Quote from jnbadger:
I've been trading for 8 years but just started the OPG strategy two weeks ago. I've had a very good start (not a losing day yet on OPG), but my envelopes were a % at first (.4%), and have gradually gotten tighter just to get more fills.
I feel like I'm playing with fire when I change my envelope, and I wonder how you adjust this according to long term beta vs. short term beta, if at all.
Thanks in advance.
Jeff
I started trading openings 3 years ago with a 1% envelope (that's 1% above and 1% below fair value). Very gradually over that time period it's come down to .7% as volatility has shrunk. On some stocks I tighten a bit more, very low volatility stocks or >$80/share in price. Over all that time my fill rate has remained very steady in the 8-10% range as an average.
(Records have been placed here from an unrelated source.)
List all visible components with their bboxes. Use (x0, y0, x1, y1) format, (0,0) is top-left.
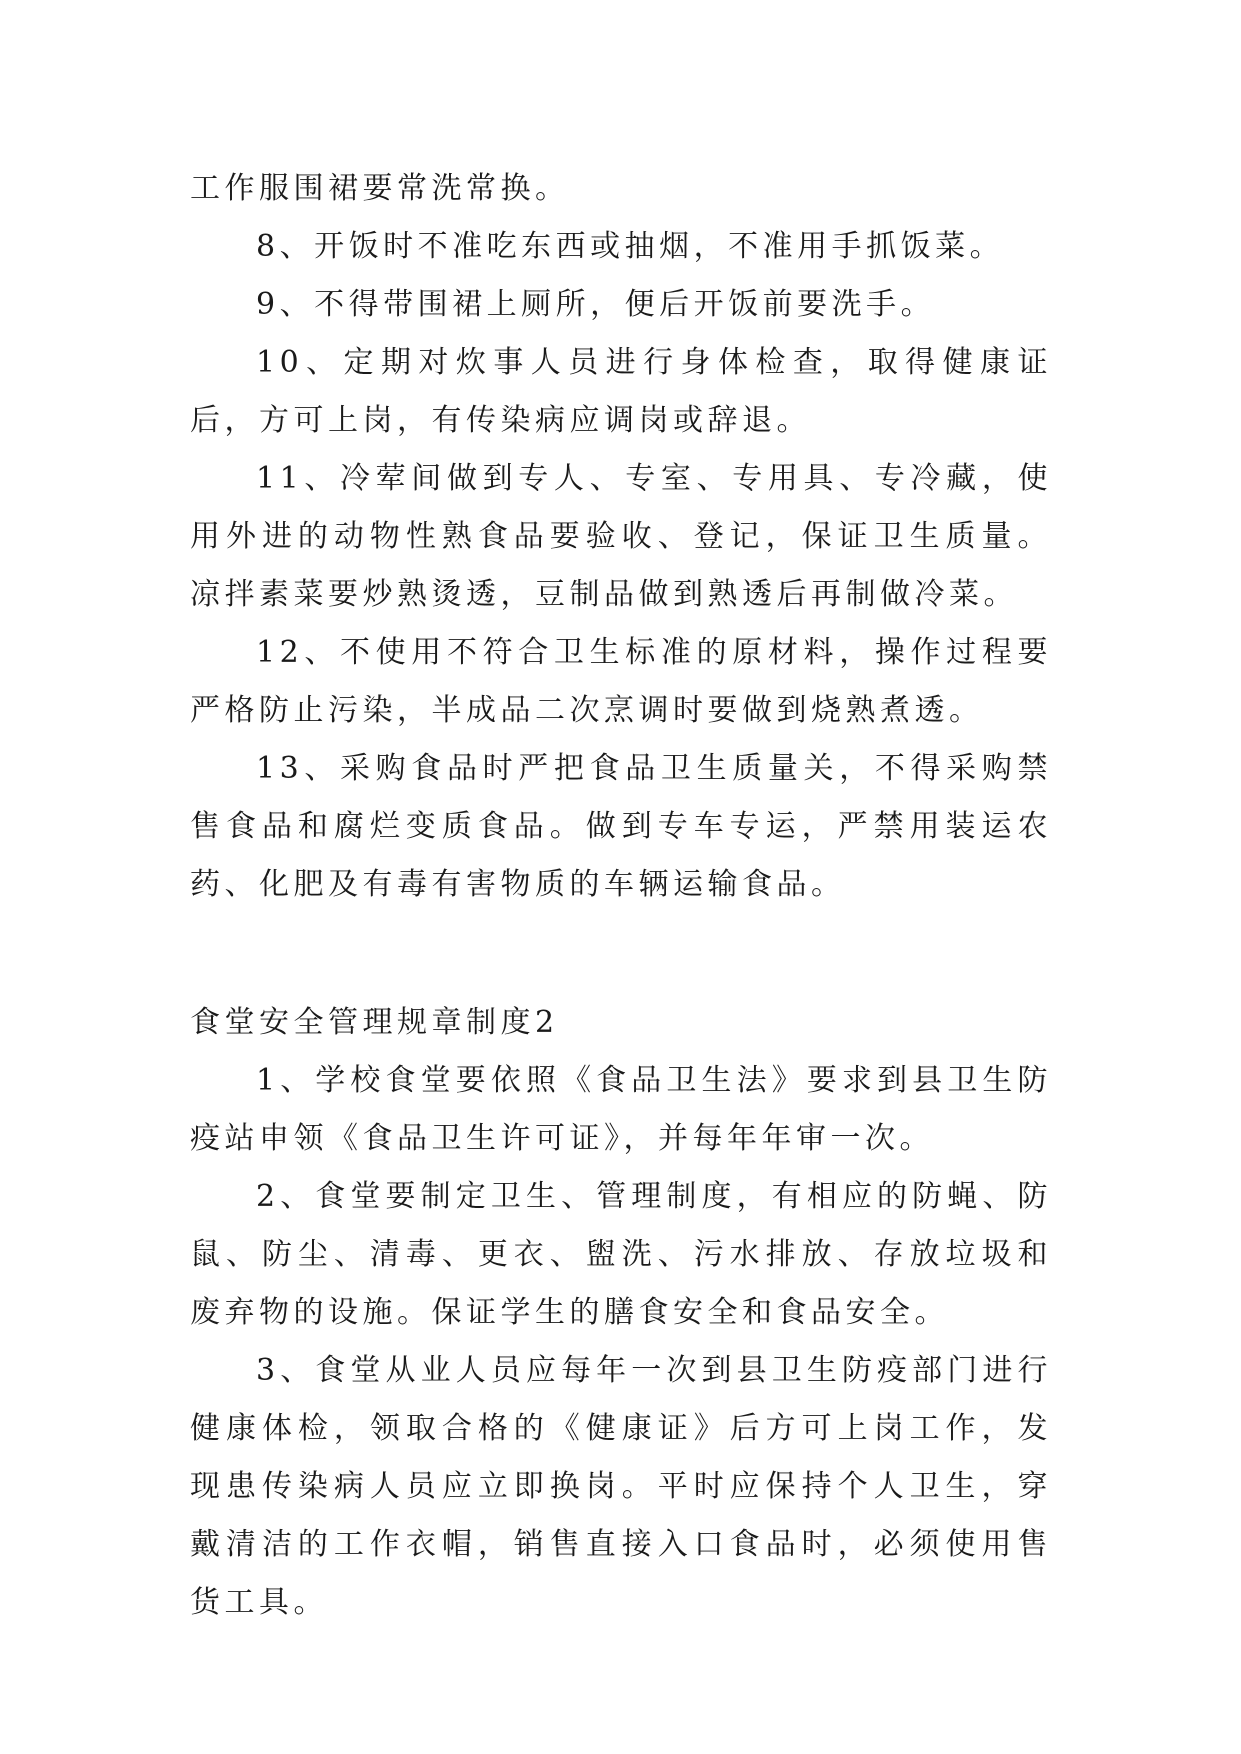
paragraph-section2-item-3: 3、食堂从业人员应每年一次到县卫生防疫部门进行健康体检，领取合格的《健康证》后方可上岗工作，发现患传染病人员应立即换岗。平时应保持个人卫生，穿戴清洁的工作衣帽，销售直接入口食品时，必须使用售货工具。 (190, 1353, 1052, 1620)
paragraph-item-13: 13、采购食品时严把食品卫生质量关，不得采购禁售食品和腐烂变质食品。做到专车专运，严禁用装运农药、化肥及有毒有害物质的车辆运输食品。 (190, 751, 1052, 902)
paragraph-section2-item-2: 2、食堂要制定卫生、管理制度，有相应的防蝇、防鼠、防尘、清毒、更衣、盥洗、污水排放、存放垃圾和废弃物的设施。保证学生的膳食安全和食品安全。 (190, 1179, 1052, 1330)
section-spacer (190, 914, 1052, 994)
paragraph-continuation: 工作服围裙要常洗常换。 (190, 171, 570, 206)
paragraph-item-12: 12、不使用不符合卫生标准的原材料，操作过程要严格防止污染，半成品二次烹调时要做到烧熟煮透。 (190, 635, 1052, 728)
paragraph-section2-item-1: 1、学校食堂要依照《食品卫生法》要求到县卫生防疫站申领《食品卫生许可证》，并每年年审一次。 (190, 1063, 1052, 1156)
paragraph-item-11: 11、冷荤间做到专人、专室、专用具、专冷藏，使用外进的动物性熟食品要验收、登记，保证卫生质量。凉拌素菜要炒熟烫透，豆制品做到熟透后再制做冷菜。 (190, 461, 1052, 612)
paragraph-item-8: 8、开饭时不准吃东西或抽烟，不准用手抓饭菜。 (256, 229, 1005, 264)
section-title: 食堂安全管理规章制度2 (190, 1005, 559, 1040)
paragraph-item-9: 9、不得带围裙上厕所，便后开饭前要洗手。 (256, 287, 936, 322)
document-body (190, 160, 1052, 1632)
paragraph-item-10: 10、定期对炊事人员进行身体检查，取得健康证后，方可上岗，有传染病应调岗或辞退。 (190, 345, 1052, 438)
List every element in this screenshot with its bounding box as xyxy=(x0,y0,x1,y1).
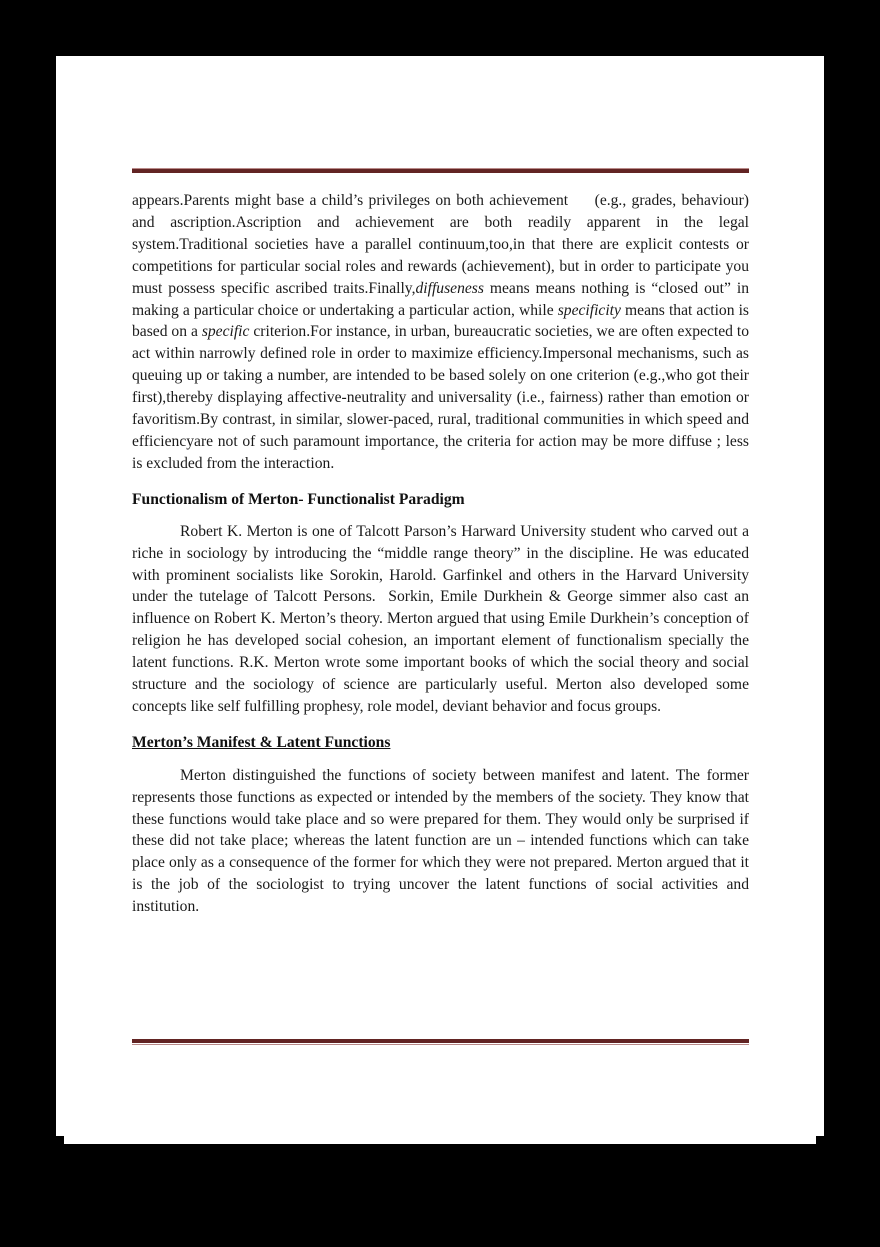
header-rule xyxy=(132,168,749,174)
footer-rule xyxy=(132,1039,749,1045)
spacer xyxy=(132,754,749,765)
paragraph-text: means means nothing is “closed out” in making a particular choice or undertaking a particular action, while xyxy=(132,279,749,319)
header-rule-thick-line xyxy=(132,169,749,173)
emphasis-specificity: specificity xyxy=(557,301,621,319)
section-heading-manifest-latent: Merton’s Manifest & Latent Functions xyxy=(132,733,391,751)
footer-rule-thin-line xyxy=(132,1044,749,1045)
paragraph-text: criterion.For instance, in urban, bureaucratic societies, we are often expected to act within narrowly defined role in order to maximize efficiency.Impersonal mechanisms, such as queuing up or taking a number, are intended to be based solely on one criterion (e.g.,who got their first),thereby displaying affective-neutrality and universality (i.e., fairness) rather than emotion or favoritism.By contrast, in similar, slower-paced, rural, traditional communities in which speed and efficiencyare not of such paramount importance, the criteria for action may be more diffuse ; less is excluded from the interaction. xyxy=(132,323,749,472)
spacer xyxy=(132,511,749,521)
paragraph-text: means that action is based on a xyxy=(132,301,749,341)
paragraph-text: appears.Parents might base a child’s privileges on both achievement (e.g., grades, behaviour) and ascription.Ascription and achievement are both readily apparent in the legal system.Traditional societies have a parallel continuum,too,in that there are explicit contests or competitions for particular social roles and rewards (achievement), but in order to participate you must possess specific ascribed traits.Finally, xyxy=(132,192,749,297)
paragraph-manifest-latent: Merton distinguished the functions of society between manifest and latent. The former represents those functions as expected or intended by the members of the society. They know that these functions would take place and so were prepared for them. They would only be surprised if these did not take place; whereas the latent function are un – intended functions which can take place only as a consequence of the former for which they were not prepared. Merton argued that it is the job of the sociologist to trying uncover the latent functions of social activities and institution. xyxy=(132,766,749,916)
document-page xyxy=(56,56,824,1136)
footer-rule-thick-line xyxy=(132,1039,749,1043)
spacer xyxy=(132,475,749,489)
paragraph-merton-background: Robert K. Merton is one of Talcott Parson’s Harward University student who carved out a riche in sociology by introducing the “middle range theory” in the discipline. He was educated with prominent socialists like Sorokin, Harold. Garfinkel and others in the Harvard University under the tutelage of Talcott Persons. Sorkin, Emile Durkhein & George simmer also cast an influence on Robert K. Merton’s theory. Merton argued that using Emile Durkhein’s conception of religion he has developed social cohesion, an important element of functionalism specially the latent functions. R.K. Merton wrote some important books of which the social theory and social structure and the sociology of science are particularly useful. Merton also developed some concepts like self fulfilling prophesy, role model, deviant behavior and focus groups. xyxy=(132,522,749,715)
section-heading-functionalism: Functionalism of Merton- Functionalist Paradigm xyxy=(132,490,465,508)
page-body xyxy=(132,190,749,918)
emphasis-diffuseness: diffuseness xyxy=(415,279,484,297)
spacer xyxy=(132,718,749,732)
emphasis-specific: specific xyxy=(201,323,250,341)
paragraph-continued xyxy=(132,190,749,475)
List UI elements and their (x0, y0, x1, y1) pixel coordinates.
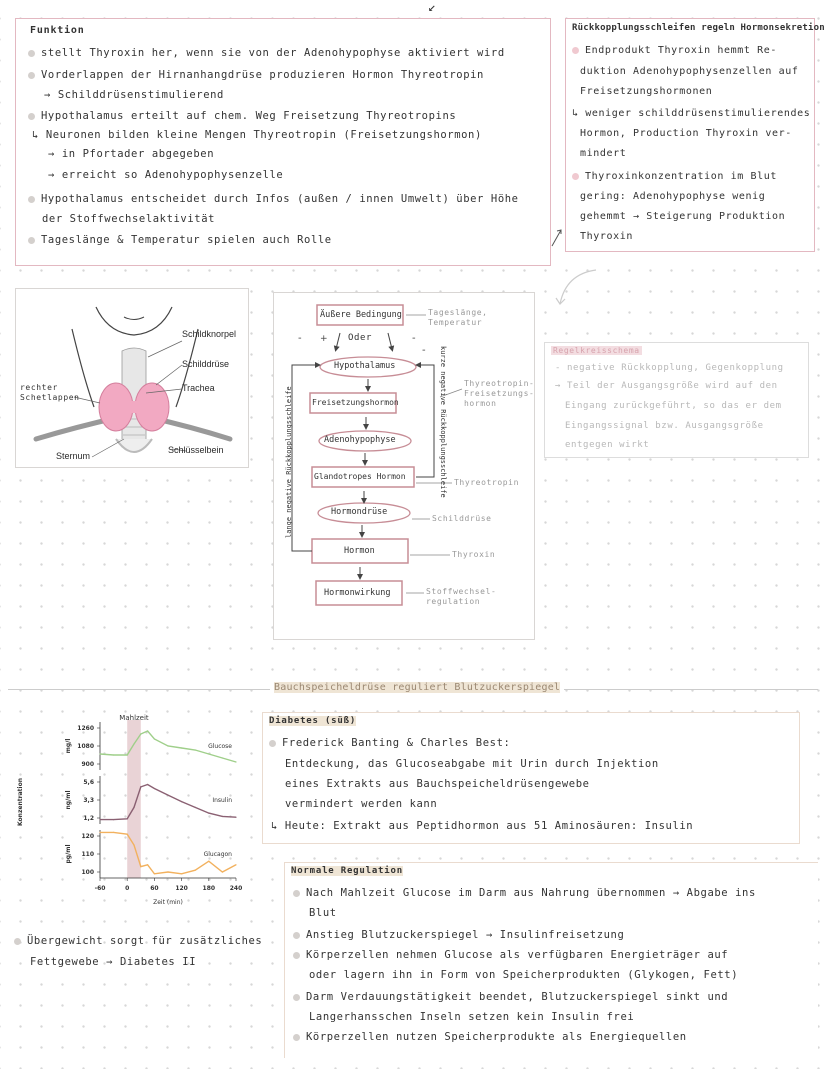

There are several variations to trading opening orders, and the envelope you use is one variable that will affect the results and how you need to trade them quite a bit. Obviously the tighter your envelope, the more fills you will get. But the flip side is that there is less potential profit between the stock's opening price and fair value, so you have to take smaller and often quicker profits. As another variation, the smaller the profits you are looking at, the higher your win rate.
I do not know at what point your envelope is so tight that you are in the range of market noise. I can't see how a .2% envelope is giving you much of an edge. This is where good record keeping will help. Calculate your overall fill rate, win rate, expectancy, etc and see how results change as your envelope moves. Personally I prefer to get more fills by adding more stocks to the list.
Here's a simple example, and how you need to think about the numbers.
A trader uses a .4% envelope and historically gets filled on 30% of the 30 stocks on his list. He takes quick profits so his average win is 5 cents and his win rate is 80%. Average loss is 10 cents.
Expectancy is calculated as (win rate * avg win size) - (loss rate * avg loss size)
Dan's expectancy is (.8 * .05) - (.2 * .10) = .02 This is what he expects to make on average for each trade. Since he gets an average of 9 fills a day (.3 *30), he expects to average 18 cents a day in profits, total. At 2,000 shares per stock thats $360/day minus commissions. (BTW, this is an example, don't think I'm implying that these numbers are what would be reflected in real trading.)
Now take that formula and plug in different numbers and scenarios. I've recorded that data for every trade I've made over the last 3 years and it helps tremendously in several ways.